As a vital mineral, Magnesium is needed by the body in large amounts and is involved in over 300 enzymatic reactions. In addition to calming properties, it supports bone health, a robust immune system, and healthy nerve and muscle functions. It also helps to regulate blood sugar levels and is essential in energy production.

Do you exercise often? Magnesium may be particularly beneficial if you’re an athlete. It is necessary to generate adenosine triphosphate (ATP) which is what your body uses to fuel intense periods of exercise. A Magnesium deficiency can lead to a buildup of lactic acid resulting in muscle soreness, fatigue and slower recovery. 

It’s easy to understand why Magnesium Glycinate is in high demand when we look at a partial list of the potential health benefits:

Reduce anxiety

Enjoy better sleep and better sleep quality

Find relief /reduction from headaches and migraines

Relax muscle cramping

Improve bone and heart health

Diminish restless leg syndrome

Improve Vitamin D production

Help regulate blood glucose and blood pressure

Our bodies do not produce Magnesium, so you must get it from outside sources, either in food and/or supplements. American diets are often low in magnesium-rich types of food. Therefore, it is essential to be intentional about adding certain foods and possibly supplementation. 

Here are easy to find, Magnesium-rich foods:

Dark green, leafy vegetables

Sunflower, pumpkin, chia and sesame seeds

Fish, particularly salmon, mackerel and halibut

Cashews and almonds

Squash

Broccoli

Whole grains

Cooked beans 

Dark chocolate 

Some people are at higher risk for magnesium deficiency. Pay particular attention if:

You are over 65 – I’ve got my mom taking Magnesium glycinate every night

Have type 2 diabetes

Have a gastrointestinal disorder such as Crohn’s disease,celiac disease, irritable bowel syndrome (IBS) or ulcerative colitis

Have had intestinal surgery

Drink excessive amounts of alcohol

Take medications that deplete magnesium levels (this includes certain antibiotics, diuretics, bisphosphonates)

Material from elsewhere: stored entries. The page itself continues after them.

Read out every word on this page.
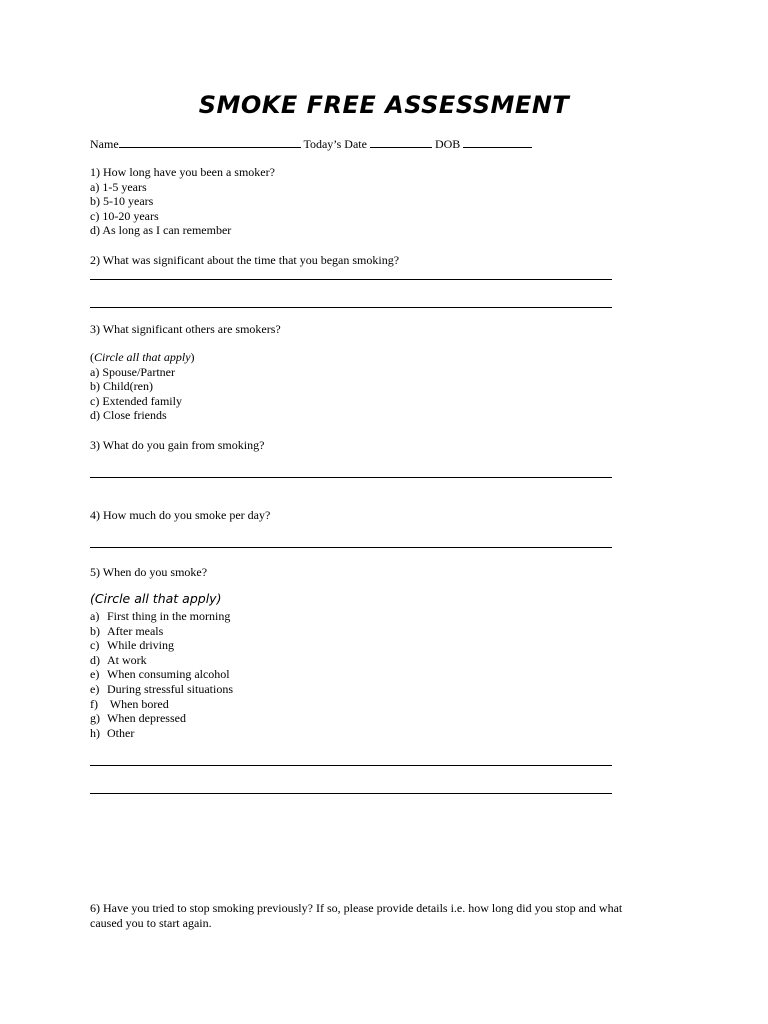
SMOKE FREE ASSESSMENT
Name	Today’s Date	DOB
1) How long have you been a smoker?
a) 1-5 years
b) 5-10 years
c) 10-20 years
d) As long as I can remember
2) What was significant about the time that you began smoking?
3) What significant others are smokers?
(Circle all that apply)
a) Spouse/Partner
b) Child(ren)
c) Extended family
d) Close friends
3) What do you gain from smoking?
4) How much do you smoke per day?
5) When do you smoke?
(Circle all that apply)
a) First thing in the morning
b) After meals
c) While driving
d) At work
e) When consuming alcohol
e) During stressful situations
f) When bored
g) When depressed
h) Other
6) Have you tried to stop smoking previously? If so, please provide details i.e. how long did you stop and what
caused you to start again.
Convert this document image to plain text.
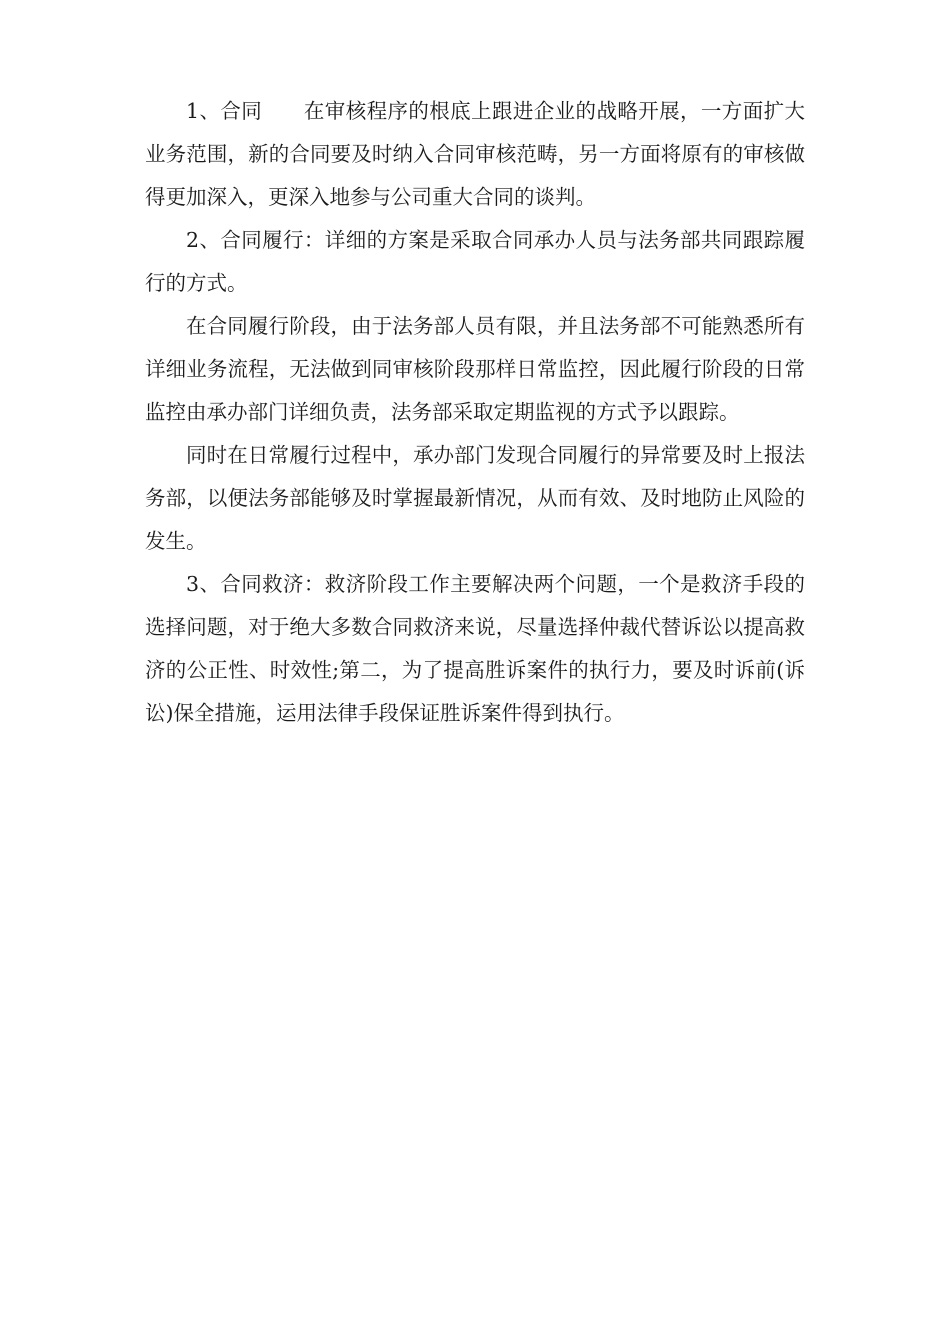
1、合同　　在审核程序的根底上跟进企业的战略开展，一方面扩大业务范围，新的合同要及时纳入合同审核范畴，另一方面将原有的审核做得更加深入，更深入地参与公司重大合同的谈判。

2、合同履行：详细的方案是采取合同承办人员与法务部共同跟踪履行的方式。

在合同履行阶段，由于法务部人员有限，并且法务部不可能熟悉所有详细业务流程，无法做到同审核阶段那样日常监控，因此履行阶段的日常监控由承办部门详细负责，法务部采取定期监视的方式予以跟踪。

同时在日常履行过程中，承办部门发现合同履行的异常要及时上报法务部，以便法务部能够及时掌握最新情况，从而有效、及时地防止风险的发生。

3、合同救济：救济阶段工作主要解决两个问题，一个是救济手段的选择问题，对于绝大多数合同救济来说，尽量选择仲裁代替诉讼以提高救济的公正性、时效性;第二，为了提高胜诉案件的执行力，要及时诉前(诉讼)保全措施，运用法律手段保证胜诉案件得到执行。
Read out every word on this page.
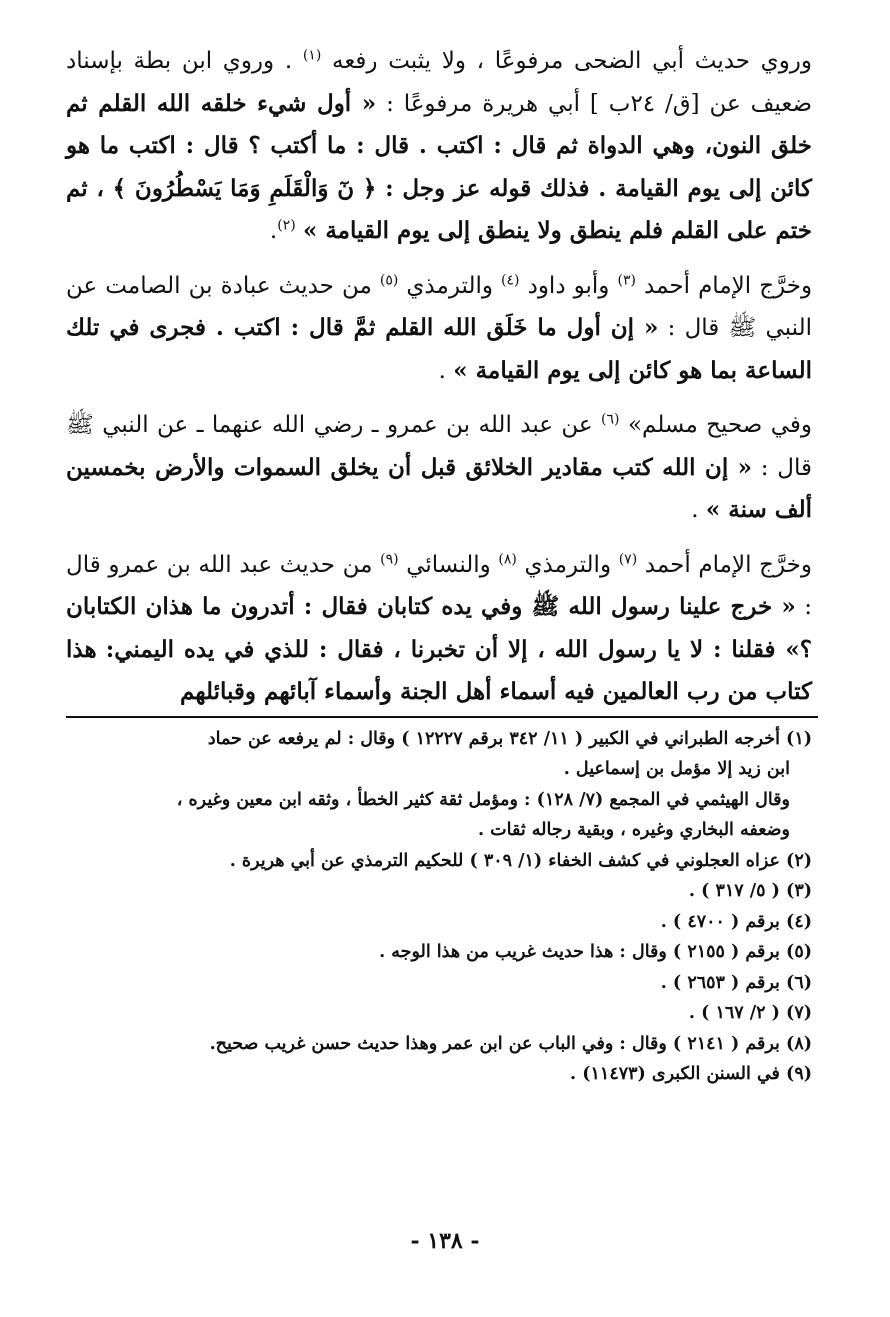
وروي حديث أبي الضحى مرفوعًا ، ولا يثبت رفعه $^{(١)}$ . وروي ابن بطة بإسناد ضعيف عن [ق/ ٢٤ب ] أبي هريرة مرفوعًا : « أول شيء خلقه الله القلم ثم خلق النون، وهي الدواة ثم قال : اكتب . قال : ما أكتب ؟ قال : اكتب ما هو كائن إلى يوم القيامة . فذلك قوله عز وجل : ﴿ نٓ وَالْقَلَمِ وَمَا يَسْطُرُونَ ﴾ ، ثم ختم على القلم فلم ينطق ولا ينطق إلى يوم القيامة » $^{(٢)}$.

وخرَّج الإمام أحمد $^{(٣)}$ وأبو داود $^{(٤)}$ والترمذي $^{(٥)}$ من حديث عبادة بن الصامت عن النبي ﷺ قال : « إن أول ما خَلَق الله القلم ثمَّ قال : اكتب . فجرى في تلك الساعة بما هو كائن إلى يوم القيامة » .

وفي صحيح مسلم» $^{(٦)}$ عن عبد الله بن عمرو ـ رضي الله عنهما ـ عن النبي ﷺ قال : « إن الله كتب مقادير الخلائق قبل أن يخلق السموات والأرض بخمسين ألف سنة » .

وخرَّج الإمام أحمد $^{(٧)}$ والترمذي $^{(٨)}$ والنسائي $^{(٩)}$ من حديث عبد الله بن عمرو قال : « خرج علينا رسول الله ﷺ وفي يده كتابان فقال : أتدرون ما هذان الكتابان ؟» فقلنا : لا يا رسول الله ، إلا أن تخبرنا ، فقال : للذي في يده اليمني: هذا كتاب من رب العالمين فيه أسماء أهل الجنة وأسماء آبائهم وقبائلهم

(١) أخرجه الطبراني في الكبير ( ١١/ ٣٤٢ برقم ١٢٢٢٧ ) وقال : لم يرفعه عن حماد

ابن زيد إلا مؤمل بن إسماعيل .

وقال الهيثمي في المجمع (٧/ ١٢٨) : ومؤمل ثقة كثير الخطأ ، وثقه ابن معين وغيره ،

وضعفه البخاري وغيره ، وبقية رجاله ثقات .

(٢) عزاه العجلوني في كشف الخفاء (١/ ٣٠٩ ) للحكيم الترمذي عن أبي هريرة .

(٣) ( ٥/ ٣١٧ ) .

(٤) برقم ( ٤٧٠٠ ) .

(٥) برقم ( ٢١٥٥ ) وقال : هذا حديث غريب من هذا الوجه .

(٦) برقم ( ٢٦٥٣ ) .

(٧) ( ٢/ ١٦٧ ) .

(٨) برقم ( ٢١٤١ ) وقال : وفي الباب عن ابن عمر وهذا حديث حسن غريب صحيح.

(٩) في السنن الكبرى (١١٤٧٣) .

- ١٣٨ -
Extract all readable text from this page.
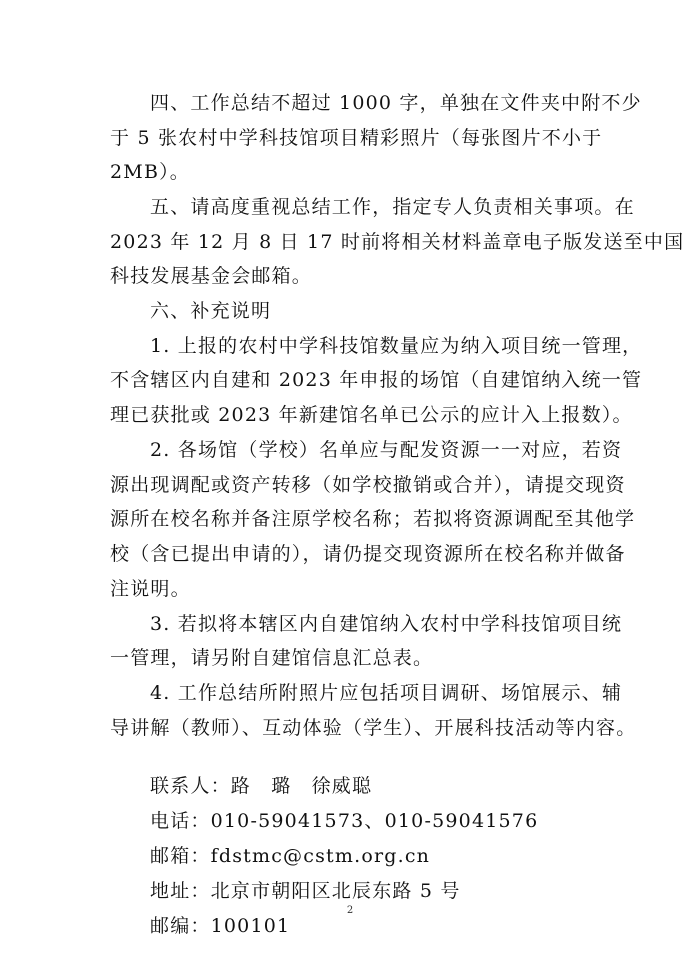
四、工作总结不超过 1000 字，单独在文件夹中附不少
于 5 张农村中学科技馆项目精彩照片（每张图片不小于
2MB）。
五、请高度重视总结工作，指定专人负责相关事项。在
2023 年 12 月 8 日 17 时前将相关材料盖章电子版发送至中国
科技发展基金会邮箱。
六、补充说明
1. 上报的农村中学科技馆数量应为纳入项目统一管理，
不含辖区内自建和 2023 年申报的场馆（自建馆纳入统一管
理已获批或 2023 年新建馆名单已公示的应计入上报数）。
2. 各场馆（学校）名单应与配发资源一一对应，若资
源出现调配或资产转移（如学校撤销或合并），请提交现资
源所在校名称并备注原学校名称；若拟将资源调配至其他学
校（含已提出申请的），请仍提交现资源所在校名称并做备
注说明。
3. 若拟将本辖区内自建馆纳入农村中学科技馆项目统
一管理，请另附自建馆信息汇总表。
4. 工作总结所附照片应包括项目调研、场馆展示、辅
导讲解（教师）、互动体验（学生）、开展科技活动等内容。
联系人：路　璐　徐威聪
电话：010-59041573、010-59041576
邮箱：fdstmc@cstm.org.cn
地址：北京市朝阳区北辰东路 5 号
邮编：100101
2
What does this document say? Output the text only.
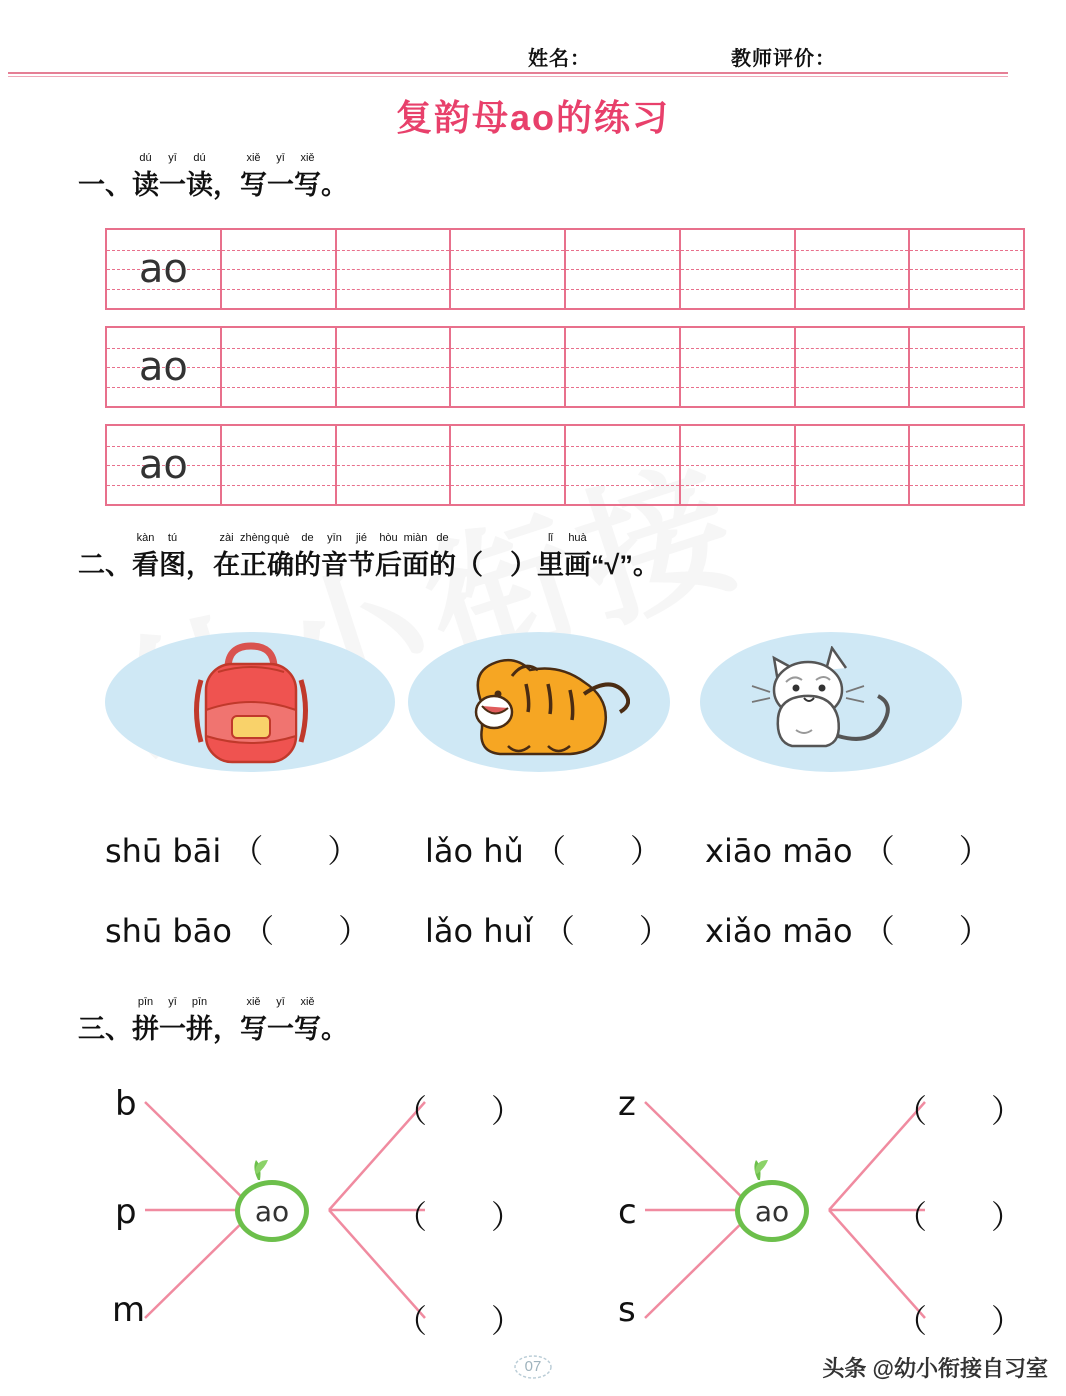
姓名：	教师评价：
复韵母ao的练习
一、
dú
读
yī
一
dú
读 ，
xiě
写
yī
一
xiě
写 。
ao
ao
ao
二、
kàn
看
tú
图 ，
zài
在
zhèng
正
què
确
de
的
yīn
音
jié
节
hòu
后
miàn
面
de
的 （　）
lǐ
里
huà
画 “√”。
shū bāi （　　） lǎo hǔ （　　） xiāo māo （　　）
shū bāo （　　） lǎo huǐ （　　） xiǎo māo （　　）
三、
pīn
拼
yī
一
pīn
拼 ，
xiě
写
yī
一
xiě
写 。
b
p
m
ao
（　　）
（　　）
（　　）
z
c
s
ao
（　　）
（　　）
（　　）
07	头条 @幼小衔接自习室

Exercise intensely, thereby depleting your supply

or

Live with high levels of stress

There are different types of Magnesium supplements. One, Magnesium Citrate, is popular and commonly used as a laxative. Another, Magnesium Glycinate, has been found to have a calming effect on the brain and improve sleep quality. This is the form I most commonly recommend because it is the most bioavailable, meaning the body can absorb it more easily. With Magnesium Glycinate, there are rarely laxative effects

Make sure you’re getting adequate Magnesium in your diet or add in a supplement. In my twenty years of practice, I’ve seen this mineral make a big difference in many people’s well-being.

*Consult your doctor before taking supplements. They might interfere with your medications and may not be safe if you’re pregnant or have certain health conditions.